В бригадной избе дымили самосадом Воронов, Галич, Паша и еще несколько стариков и подростков с того конца хутора.
— Немцы овец на Россошь приказывают гнать, — встретил новостью Воронов.
— А по мне хоть на Воронеж, — с ходу отмахнулся Казанцев. Снял рукавицу, отодрал сосульки с усов. Умные глаза щурились на всех из морщин. — Из меня чабан хреновый зараз.
— Сами обтрескались, в Германию везут теперь.
— А они везли и не переставали. Овцы вакуированные, мороженые, в чахотке все. Новых заводить нужно.
— На завод у них свои есть, а энтих на мясу.
— Пуп треснет — мяса-то столько.
— С голоду скорее треснет. Прикажут — погонишь: куды денешься.
— В Мамонах наши силу копят. Слыхали?
— Слухов зараз как вшей. Не оберешься, — прижал Казанцев Галича взглядом в угол.
— А ты, паразит, что уши развесил? Крутишься тут, как вор на ярмарке, — понял Галич Казанцева и зыкнул на Гришку Черногуза. — Иди яйца собирай на немцев. Как у тебя глаза не полопаются, у проклятого. — Притоптал цигарку, повернулся к мужикам: — Приходит, с тебя, грит, три сотни яиц да сало. Я ему: тальянцы да немцы, мол, кур стрескали, баба моя не несет яиц. А он, сучий сын, карабинкой в морду тычет. Я те, грю, так ткну зараз, что инженер Горелов с Раичем за неделю не соберут.

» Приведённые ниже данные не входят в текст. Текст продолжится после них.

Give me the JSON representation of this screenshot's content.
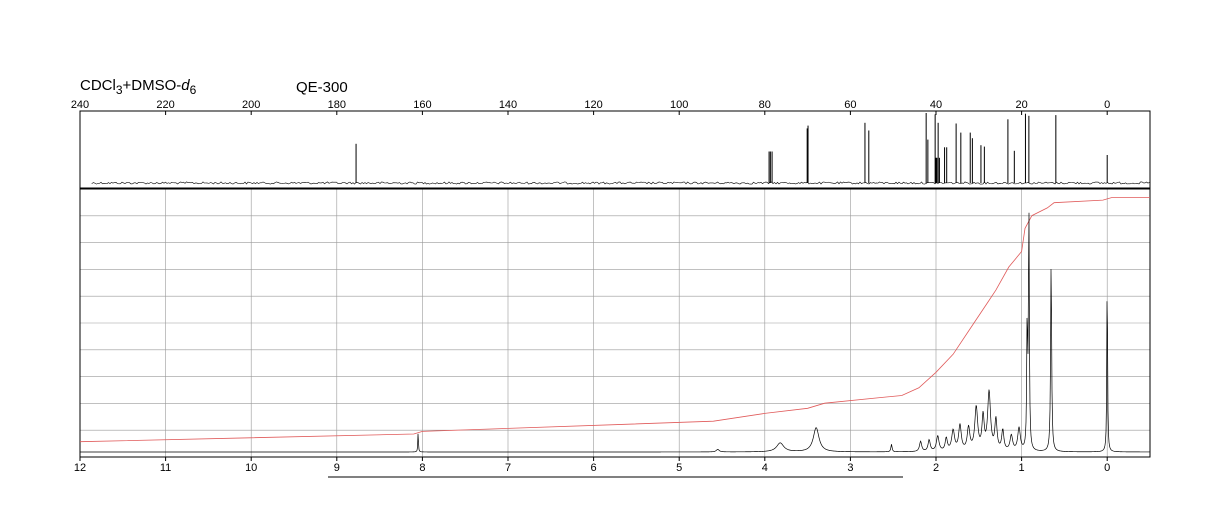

— Один будет гайки закручивать, а другой считать, — тыкнули от двери.
— Это дело ихнее, — Галич вновь достал из кармана кисет. Гришка кашлянул в кулак, потянулся к кисету. Прижженные морозом монгольские скулы Галича блеснули матово, усмешливо скосил глаз: — С длинной рукой под церкву. Ты теперь хоть и подлюшная, а власть. Свой иметь должен.
Гришка проглотил обиду, оглядел всех исподлобья, ближе придвинул карабин.
— Горелов болеет все. Никуда не мешается. Зараз в мастерских Ахлюстин всему голова.
— Мельницу же в Лофицком строит.
— B три горла хватает.
— Бухгалтера что-то не слышно, притих, тоже ни во что не мешается.
— Говорят, сын у него под Сталинградом отличился. Героя присвоили.
— Я тоже слыхал. В газетке вроде пропечатано. Газетка с той стороны, из-за Дону.